The Raspberry Pi 3 Tutorial - A Beginner’s Guide

The Raspberry Pi 3 Tutorial - A Beginner’s Guide

The Raspberry Pi has a number of ports which you will use to control the Raspberry Pi, and it can use to control other devices. Your Raspberry Pi will have the following ports:

  • USB – USB ports are used to connect a wide variety of components, most commonly a mouse and keyboard.
  • HDMI – The HDMI port outputs video and audio to your monitor.
  • Audio – The audio jack allows you to connect standard headphones and speakers.
  • Micro USB – The Micro USB port is only for power, do not connect anything else to this port. Always connect the power after you have already connected everything else.
  • GPIO – The GPIO ports allow the Raspberry Pi to control and take input from any electronic component.
  • SD card slot – The Raspberry Pi uses SD cards the same way a full-size computer uses a hard drive. The SD card provides the Raspberry Pi with internal memory, and stores the hard drive.

What you will need to get started

In addition to the micro-USB provided to power the Raspberry Pi, you are going to need a keyboard and mouse to control it, and a screen so you can see what you are doing.

You will also need an SD card, we will have provided one with Raspbian already loaded onto it.

Setting up your Raspberry Pi for the first time

Getting your Raspberry Pi up and running is a very easy process, just follow these simple steps:

  1. Insert an SD card with a Linux operating system on it.

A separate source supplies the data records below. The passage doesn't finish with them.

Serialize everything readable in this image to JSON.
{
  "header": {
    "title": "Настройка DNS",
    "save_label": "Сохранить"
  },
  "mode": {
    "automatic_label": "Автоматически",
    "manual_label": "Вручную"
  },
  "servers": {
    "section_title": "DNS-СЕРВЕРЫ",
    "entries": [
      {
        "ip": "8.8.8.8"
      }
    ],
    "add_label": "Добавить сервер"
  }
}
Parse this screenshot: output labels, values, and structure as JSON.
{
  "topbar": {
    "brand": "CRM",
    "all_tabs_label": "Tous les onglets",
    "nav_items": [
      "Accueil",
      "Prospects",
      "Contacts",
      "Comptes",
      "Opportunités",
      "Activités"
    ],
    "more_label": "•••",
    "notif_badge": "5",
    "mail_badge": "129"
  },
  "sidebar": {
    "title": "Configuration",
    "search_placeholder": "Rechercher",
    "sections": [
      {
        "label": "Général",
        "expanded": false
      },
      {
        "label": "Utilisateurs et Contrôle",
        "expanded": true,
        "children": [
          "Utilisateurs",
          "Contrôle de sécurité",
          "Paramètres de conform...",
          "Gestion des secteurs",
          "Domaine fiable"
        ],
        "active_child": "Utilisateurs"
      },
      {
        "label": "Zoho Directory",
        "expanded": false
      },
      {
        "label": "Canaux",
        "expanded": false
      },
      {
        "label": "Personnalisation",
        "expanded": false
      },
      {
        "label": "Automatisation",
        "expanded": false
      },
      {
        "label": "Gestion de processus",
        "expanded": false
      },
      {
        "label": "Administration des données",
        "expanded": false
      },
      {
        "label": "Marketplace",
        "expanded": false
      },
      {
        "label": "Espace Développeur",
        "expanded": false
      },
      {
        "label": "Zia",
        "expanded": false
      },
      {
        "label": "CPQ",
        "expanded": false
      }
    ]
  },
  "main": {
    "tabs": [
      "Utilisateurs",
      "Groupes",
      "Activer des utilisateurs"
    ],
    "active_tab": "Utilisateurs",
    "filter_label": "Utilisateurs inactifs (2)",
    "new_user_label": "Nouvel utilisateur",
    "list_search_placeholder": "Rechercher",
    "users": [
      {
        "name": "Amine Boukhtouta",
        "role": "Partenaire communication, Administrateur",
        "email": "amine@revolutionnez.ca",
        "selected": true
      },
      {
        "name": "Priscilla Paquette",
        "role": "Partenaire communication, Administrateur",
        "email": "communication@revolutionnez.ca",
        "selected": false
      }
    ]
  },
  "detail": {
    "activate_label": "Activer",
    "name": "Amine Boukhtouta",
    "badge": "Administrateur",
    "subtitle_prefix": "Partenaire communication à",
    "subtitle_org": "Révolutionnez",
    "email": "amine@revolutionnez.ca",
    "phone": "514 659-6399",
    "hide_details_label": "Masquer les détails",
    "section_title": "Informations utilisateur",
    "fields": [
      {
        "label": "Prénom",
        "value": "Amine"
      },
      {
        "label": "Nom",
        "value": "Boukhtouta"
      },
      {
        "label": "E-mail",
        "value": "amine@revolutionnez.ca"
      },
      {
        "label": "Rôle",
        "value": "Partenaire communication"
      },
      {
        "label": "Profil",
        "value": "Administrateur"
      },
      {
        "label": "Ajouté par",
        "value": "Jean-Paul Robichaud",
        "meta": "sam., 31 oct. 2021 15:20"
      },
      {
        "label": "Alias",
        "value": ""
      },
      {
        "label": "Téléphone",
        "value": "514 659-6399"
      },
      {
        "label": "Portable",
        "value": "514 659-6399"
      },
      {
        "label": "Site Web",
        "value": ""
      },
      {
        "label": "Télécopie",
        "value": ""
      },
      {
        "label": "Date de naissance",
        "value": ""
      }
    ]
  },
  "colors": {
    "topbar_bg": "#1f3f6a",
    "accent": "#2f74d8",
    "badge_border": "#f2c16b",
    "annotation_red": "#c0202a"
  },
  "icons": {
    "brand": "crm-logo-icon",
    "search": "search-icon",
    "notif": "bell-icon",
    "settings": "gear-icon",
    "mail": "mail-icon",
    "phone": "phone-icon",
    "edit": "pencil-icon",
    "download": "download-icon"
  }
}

We strongly recommend using Raspbian or another OS designed specifically for the Raspberry Pi, at least until you are more familiar with its capabilities. We provide our Raspberry Pis with a Raspbian installation already on the SD card, so if you got yours from us you can skip this step. If you bought your Raspberry Pi elsewhere, please read our NOOBS tutorial below.


  1. Connect a monitor to the HDMI port. Make sure the monitor is connected to a wall socket and is powered on. The Raspberry Pi is still off, so you won’t see anything yet. If you are connecting a non-HDMI monitor, use an adapter that won’t block access to the USB ports.


  1. Connect a mouse and keyboard to the USB ports. High-end equipment such as ‘gaming’ mice can drain power, put unnecessary load on the processor and may need software and drivers to work properly. To avoid complications, stick to simple ‘plug-and-play’ devices.

Your Raspberry Pi should now look like this:

  1. If you want to connect to the Internet via Ethernet instead of WiFi, you should also plug in an Ethernet cable. If you want to hear sound through speaker or headphones, you should also plug those in now. Neither of these are necessary to start up the Raspberry Pi.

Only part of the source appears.